Eleven years ago, way before I was a priest, I did a month-long walking pilgrimage through Spain called the Camino Santiago Compostela or “Way of St James”. It was a religious pilgrimage, but there were many distractions along the way that threatened to make me lose focus on what I was there for. Thankfully someone gave me a book right before leaving, the Life of St Teresa of Jesus (Avila). Reading this book taught me so much about the reality of what it means to be in a relationship with God and helped make the pilgrimage an incredible experience. I am so grateful to this amazing woman who has much to teach us even 500 years after her life. She helps put us on the right path, to know that God is calling each of us to have a deep, personal and life-giving relationship with him.

St Teresa lived in the golden age of Spain in the latter half of the 16th century. She is the foundress of the Discalced Carmelites, both the female and male branch. In fact, she is the only woman founder of an order of men. And she did this at a time when women had few rights in society and were often looked at with suspicion in the Church. In 1970 St Teresa became the first woman doctor of the Church. She was given the title Mater Spiritualium or the Mother of Spirituality in the Catholic Church.

Teresa loved the gospel of the woman at the well because she saw herself in a similar light. She related to the woman’s sinful past and the way that this meeting with Jesus changed everything about her life. Teresa was beautiful, had a vivacious personality and a very affectionate heart. From her autobiography we see that as a teenager she had certain friends who were not a great influence. While her words are not exactly clear, it seems she also developed a love interest with a view to possible marriage, but in secret and not according to the traditional systems in place. Her ever vigilant father sensed the danger to her honor and took steps so that she had to make a break with these persons and placed her in a religious boarding school nearby. There she met a sister was a good example to her of a happy, holy nun. This, plus the experience of the bitterness which her former life brought her and her own fear that she might not make it to heaven if she continued the way she was going helped motivate Teresa to make a dramatic decision: she too would become a nun.

After a lot of back and forth she eventually joined the nearby Carmelite convent of the Incarnation. There she was well-loved because of her warm and jovial personality. Her sensitive feminine heart yearned for connections with others though, and she let herself get distracted by the many visitors she had, some of whom were noblemen who felt drawn to her, perhaps not always with the best motives. She admits that when she knew someone liked her, she could not stop thinking about them.

Teresa was torn. She knew she vowed her life to Jesus and wanted him to be her priority but also felt very needy towards others. She experienced great inner tension which even made her sick for long periods of time. She never stopped hoping though that God would rescue her from this painful state. One day, after an agonizing period of prayer asking God to help her belong completely to Him, Jesus gave her some of the living water he promised to the Samaritan woman. Teresa heard an inner voice declare: “Do not be afraid my daughter, from now on you will no longer converse with men but with angels” (Life 24,5).

This word from God brought her the emotional healing and strong conviction for Christ that she had yearned for. She was able to break from the things that were holding her back. Jesus became everything. He was no longer a faraway God who would simply reward or punish her in the afterlife.

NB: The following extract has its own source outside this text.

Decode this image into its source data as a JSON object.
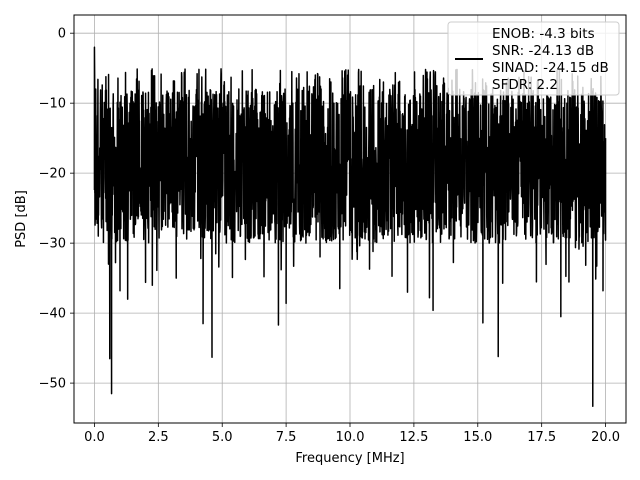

He became the love of her life, her best friend, her spouse. She now could see that Christ was always with her, that God lived in the deepest part of her soul. Her whole way of prayer became less of trying to think about God or ask him for things, and more about simply being in the presence of Christ and loving Him. Her definition of prayer that she later wrote down became “an intimate sharing between friends; it means taking time frequently to be alone with Him who we know loves us” (Life 8,5).

Eventually, she would take her spiritual gifts and bring them to others. She was asked by her priest-friends to write accounts of her life and prayer and these have become goldmines of spiritual teaching. She lived what it says in the book of Wisdom, “What I learned without Self-interest, I pass on without reserve, I do not intend to hide her riches (Wis 7:13).” She founded convents of nuns and monasteries of friars who would live in this same spirit. All of us friars here at Holy Hill affectionately call her our Holy Mother. Life as a novice is centered on learning and living out her way of prayer and spirituality.

The question Teresa asks all of us today Is: Do you feel wearied at times by the burdens of earthly relationships? Do you thirst for something greater? Is it possible that God might be calling you? Not simply to say some prayers each night and come to church on Sunday, but to be open to His healing love which he wants to pour out into your life; to let go of those things that you know are holding you back from him? Maybe Teresa’s relationship with God is for you too. We can always have hope for this. God is so patient with us. The more we falter, like Teresa did for many years, the more he invites us to come to Him.

If St Teresa were here right now I think she might say, do not be afraid of this! Why not start now?